My first witness shall be London, as London is typical and focuses most of the effects of modern, social, and economic conditions. Now we hear a great deal of the beauty of London, but probably those who talk of her beauty are really only thinking of certain beauty-spots. Vast as London is, most of us really live for the most part in a comparatively small London. Outside our usual haunts lies a vast unknown region, of which, indeed, we obtain occasional glimpses on being obliged to travel across or through the multi-county city.
Those whose London is bounded on the west by Kensington Gardens and on the east by Mayfair, do not figure to themselves Clerkenwell or Ratcliff Highway, Bethnal Green or Bow, and would not care to embrace the vast new suburbs spreading over the green fields in every direction, or even the comparatively select slums in the shadow of Belgravian mansions.
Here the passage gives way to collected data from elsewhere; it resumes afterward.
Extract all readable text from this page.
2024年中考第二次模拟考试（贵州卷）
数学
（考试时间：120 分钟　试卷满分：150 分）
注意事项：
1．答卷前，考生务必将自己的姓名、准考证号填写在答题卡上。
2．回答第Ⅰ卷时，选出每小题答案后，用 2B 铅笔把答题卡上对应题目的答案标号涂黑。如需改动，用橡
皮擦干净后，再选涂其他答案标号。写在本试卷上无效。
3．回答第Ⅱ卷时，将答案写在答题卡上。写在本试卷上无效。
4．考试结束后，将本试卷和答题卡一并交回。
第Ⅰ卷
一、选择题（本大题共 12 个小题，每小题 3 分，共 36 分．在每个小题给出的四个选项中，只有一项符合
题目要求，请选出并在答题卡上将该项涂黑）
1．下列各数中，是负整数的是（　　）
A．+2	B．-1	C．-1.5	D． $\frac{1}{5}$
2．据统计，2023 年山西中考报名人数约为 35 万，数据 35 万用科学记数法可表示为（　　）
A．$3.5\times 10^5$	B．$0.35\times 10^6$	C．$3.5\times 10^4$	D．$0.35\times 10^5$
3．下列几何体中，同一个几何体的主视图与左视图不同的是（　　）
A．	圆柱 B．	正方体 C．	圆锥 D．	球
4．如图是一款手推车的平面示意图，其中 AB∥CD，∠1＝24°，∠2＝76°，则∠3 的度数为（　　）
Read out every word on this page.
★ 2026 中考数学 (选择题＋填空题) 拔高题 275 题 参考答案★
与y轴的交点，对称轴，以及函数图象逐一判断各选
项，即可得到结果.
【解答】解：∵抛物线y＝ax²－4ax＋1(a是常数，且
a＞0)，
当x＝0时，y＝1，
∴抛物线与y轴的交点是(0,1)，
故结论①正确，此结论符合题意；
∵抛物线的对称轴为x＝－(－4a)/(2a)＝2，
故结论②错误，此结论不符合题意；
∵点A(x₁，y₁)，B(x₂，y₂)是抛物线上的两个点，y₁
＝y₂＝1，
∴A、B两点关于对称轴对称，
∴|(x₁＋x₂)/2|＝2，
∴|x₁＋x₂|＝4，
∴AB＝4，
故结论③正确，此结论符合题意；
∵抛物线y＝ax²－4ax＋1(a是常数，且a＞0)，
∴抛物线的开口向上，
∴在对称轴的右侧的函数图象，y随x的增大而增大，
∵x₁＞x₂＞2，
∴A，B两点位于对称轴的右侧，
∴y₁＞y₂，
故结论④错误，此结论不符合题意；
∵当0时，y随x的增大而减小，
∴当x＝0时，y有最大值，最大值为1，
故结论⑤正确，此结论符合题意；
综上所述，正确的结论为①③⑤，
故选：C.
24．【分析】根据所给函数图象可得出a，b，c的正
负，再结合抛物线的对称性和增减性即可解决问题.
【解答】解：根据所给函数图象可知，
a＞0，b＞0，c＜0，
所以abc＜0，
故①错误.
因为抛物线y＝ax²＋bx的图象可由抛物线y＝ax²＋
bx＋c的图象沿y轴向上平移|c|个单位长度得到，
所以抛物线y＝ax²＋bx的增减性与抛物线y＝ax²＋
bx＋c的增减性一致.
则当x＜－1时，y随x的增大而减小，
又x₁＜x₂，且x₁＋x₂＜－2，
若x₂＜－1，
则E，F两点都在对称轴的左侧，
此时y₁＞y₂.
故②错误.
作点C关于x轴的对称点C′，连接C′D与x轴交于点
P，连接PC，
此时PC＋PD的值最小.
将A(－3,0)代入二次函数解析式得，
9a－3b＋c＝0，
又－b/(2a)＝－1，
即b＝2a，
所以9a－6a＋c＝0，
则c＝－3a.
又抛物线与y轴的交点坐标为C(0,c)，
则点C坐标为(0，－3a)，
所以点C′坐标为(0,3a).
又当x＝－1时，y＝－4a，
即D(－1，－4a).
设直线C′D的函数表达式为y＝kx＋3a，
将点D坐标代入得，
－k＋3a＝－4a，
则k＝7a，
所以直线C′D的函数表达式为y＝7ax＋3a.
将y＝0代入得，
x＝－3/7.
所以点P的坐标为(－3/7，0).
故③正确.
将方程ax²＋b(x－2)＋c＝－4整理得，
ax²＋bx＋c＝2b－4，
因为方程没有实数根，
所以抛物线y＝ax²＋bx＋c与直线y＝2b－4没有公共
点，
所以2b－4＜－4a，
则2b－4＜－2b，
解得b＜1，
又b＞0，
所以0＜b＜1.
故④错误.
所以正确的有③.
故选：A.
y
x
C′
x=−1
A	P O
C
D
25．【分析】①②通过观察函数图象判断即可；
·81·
Supposing we approached our metropolis by any one of the great railway lines—there is nothing to indicate we are entering the greatest and wealthiest city in the world. We pass rows and rows of mean dwellings—yellow brick boxes with blue slate lids—crowded close to the railway in many places, with squalid little backyards. We fly over narrow streets, and complex webs and net-works of railway lines, telegraph and telephone wires, myriad smoking chimney-pots, steaming, throbbing works of all kinds, sky-signs and the wonders of the parti-coloured poster-hoardings, which pursue one into the station itself, flaring on the reluctant and jaded sight with ever-increasing importunity and iteration, until one recalls the philosopher who remarked: “Strange that the world needs so much pressing to accept such apparently obvious—and sometimes startlingly obvious—advantages.”
All sense of architectural proportion inside the station, however large, is lost by the strident labels of all sorts and sizes; and images of all sorts of scales and colours, stick, like huge postage stamps, wherever likely to catch the eye.
The same thing meets us in the streets; in the busier commercial quarters, too, it is a common device to hang the name of the firm in gigantic gilt letters all over the windows and the upper stories of the shops; while the shops themselves become huge warehouses of goods, protected by walls of plate-glass, upon the edges of which apparently rest vast superstructures of flats and offices, playfully pinned together by telegraph poles, and hung with a black spider’s web of wires as if to catch any soaring ideas of better things that might escape the mêlée of the streets.
In the streets themselves a vast crowd of all sorts, sizes, and conditions is perpetually hurrying to and fro, presenting the sharpest contrasts in their appearance and bearing. Here the spruce and prosperous business man, there the ragged cadger, the club idler and the out-o’-work. Here the lady in her luxurious carriage in purple and fine linen, and there the wretched seller of matches. Modern street traffic, too, is of the most mixed and bewildering kind, and the already perilous London streets have been made much more so by the motor in its various forms of van and bus, business or private car. The aspect of a London street during one of the frequent blocks is certainly extraordinary, so variously sorted and sized are the vehicles wedged in an apparently inextricable jumble; while the railways and tubes burrowed underground only add fresh streams of humanity to the traffic instead of relieving it. Yet it has been principally to relieve the congested traffic of London that the great changes have been made which have practically transformed the town, sweeping away many historic buildings and relics of the past, and giving a general impression of rapid scene-shifting to our streets.